The skit provided more than just entertainment for the math teachers. It also demonstrated how times have changed, not only in terms of clothing, dance fads, blockbuster movies, TV shows and top-40 musical hits, but also in the way math is taught in schools today.

"What we’re looking at in all of the (math) training is the most effective way to teach the kids," Cloud said, after changing into a Miami Vice suit worthy of Don Johnson.

Science teachers attended the AMSTI training for two weeks and math teachers attended for one week. Math teachers also participated in three weeks of TEAM Math training.

The teachers were from Opelika Middle School, Drake Middle School and Sanford Middle School, as well as Alexander City Schools, Chambers County Schools, Russell County Schools and Tallassee City Schools, among others, that will become AMSTI schools after completing two years’ of training.

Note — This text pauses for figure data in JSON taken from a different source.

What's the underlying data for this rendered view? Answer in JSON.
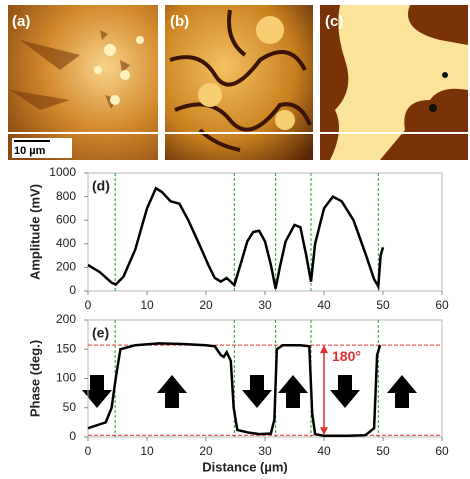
{
  "images": [
    {
      "label": "(a)"
    },
    {
      "label": "(b)"
    },
    {
      "label": "(c)"
    }
  ],
  "scale_bar": "10 µm",
  "chart_data": [
    {
      "type": "line",
      "label": "(d)",
      "y_label": "Amplitude (mV)",
      "xlim": [
        0,
        60
      ],
      "xticks": [
        0,
        10,
        20,
        30,
        40,
        50,
        60
      ],
      "ylim": [
        0,
        1000
      ],
      "yticks": [
        0,
        200,
        400,
        600,
        800,
        1000
      ],
      "vlines": [
        4.6,
        24.8,
        31.8,
        37.8,
        49.2
      ],
      "vline_color": "#2a9d2a",
      "series": [
        {
          "color": "#000000",
          "x": [
            0,
            2,
            4,
            4.7,
            6,
            8,
            10,
            11.5,
            12.5,
            14,
            15.5,
            17,
            19,
            20.5,
            21.5,
            22.5,
            23.5,
            24.8,
            26,
            27,
            28,
            29,
            30,
            31,
            31.8,
            32.5,
            33.5,
            35,
            36,
            37,
            37.8,
            38.5,
            40,
            41.5,
            43,
            45,
            47,
            48.5,
            49.2,
            49.6,
            50
          ],
          "values": [
            220,
            160,
            70,
            55,
            120,
            350,
            700,
            870,
            840,
            760,
            740,
            600,
            380,
            210,
            110,
            80,
            110,
            50,
            250,
            420,
            500,
            510,
            420,
            220,
            20,
            200,
            420,
            560,
            540,
            300,
            80,
            400,
            700,
            800,
            760,
            600,
            320,
            100,
            40,
            300,
            370
          ]
        }
      ]
    },
    {
      "type": "line",
      "label": "(e)",
      "y_label": "Phase (deg.)",
      "x_label": "Distance (µm)",
      "xlim": [
        0,
        60
      ],
      "xticks": [
        0,
        10,
        20,
        30,
        40,
        50,
        60
      ],
      "ylim": [
        0,
        200
      ],
      "yticks": [
        0,
        50,
        100,
        150,
        200
      ],
      "vlines": [
        4.6,
        24.8,
        31.8,
        37.8,
        49.2
      ],
      "vline_color": "#2a9d2a",
      "hlines": [
        157,
        3
      ],
      "hline_color": "#e03030",
      "annotation": "180°",
      "series": [
        {
          "color": "#000000",
          "x": [
            0,
            3,
            4,
            4.7,
            5.5,
            8,
            12,
            16,
            20,
            21.5,
            22.5,
            23,
            23.5,
            24.2,
            24.7,
            25.3,
            27,
            29,
            31,
            31.6,
            32,
            33,
            36,
            37.5,
            38,
            38.5,
            40,
            44,
            47,
            48.5,
            49,
            49.5
          ],
          "values": [
            15,
            25,
            50,
            100,
            150,
            157,
            160,
            159,
            157,
            155,
            140,
            137,
            145,
            130,
            50,
            12,
            8,
            5,
            6,
            30,
            150,
            157,
            157,
            155,
            40,
            5,
            2,
            2,
            3,
            15,
            140,
            157
          ]
        }
      ]
    }
  ]
}
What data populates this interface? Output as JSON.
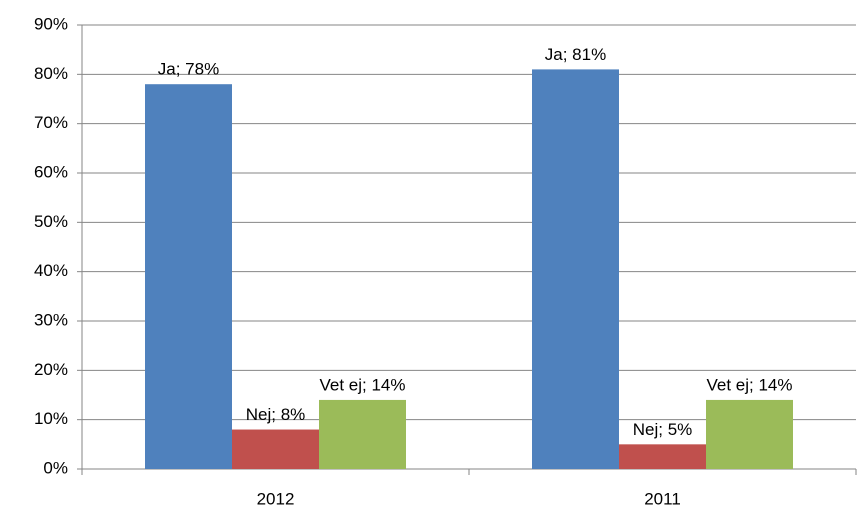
{
  "chart_data": {
    "type": "bar",
    "categories": [
      "2012",
      "2011"
    ],
    "series": [
      {
        "color": "#4f81bd",
        "values": [
          78,
          81
        ],
        "value_labels": [
          "Ja; 78%",
          "Ja; 81%"
        ]
      },
      {
        "color": "#c0504d",
        "values": [
          8,
          5
        ],
        "value_labels": [
          "Nej; 8%",
          "Nej; 5%"
        ]
      },
      {
        "color": "#9bbb59",
        "values": [
          14,
          14
        ],
        "value_labels": [
          "Vet ej; 14%",
          "Vet ej; 14%"
        ]
      }
    ],
    "ylim": [
      0,
      90
    ],
    "yticks": [
      {
        "value": 0,
        "label": "0%"
      },
      {
        "value": 10,
        "label": "10%"
      },
      {
        "value": 20,
        "label": "20%"
      },
      {
        "value": 30,
        "label": "30%"
      },
      {
        "value": 40,
        "label": "40%"
      },
      {
        "value": 50,
        "label": "50%"
      },
      {
        "value": 60,
        "label": "60%"
      },
      {
        "value": 70,
        "label": "70%"
      },
      {
        "value": 80,
        "label": "80%"
      },
      {
        "value": 90,
        "label": "90%"
      }
    ],
    "grid": true
  }
}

The activities and fun the teachers participated in for the past two weeks at OMS will carry over into how they teach their students during the 2007-2008 school year. It was also a learning experience for the teachers, many of whom have been teaching for more than 10 years.

"I think this is going to benefit especially our special education kids, because it’s hands-on. It’s not just sitting at a desk," said Russell Robinson, an inclusion teacher at Sanford Middle School. "Seeing force and all these Newton laws in action - that’s been fun for me. I’ve learned from it.

"I’m excited about the kids getting to be exposed to this. I think it’s really going to have an impact on our test scores," he added.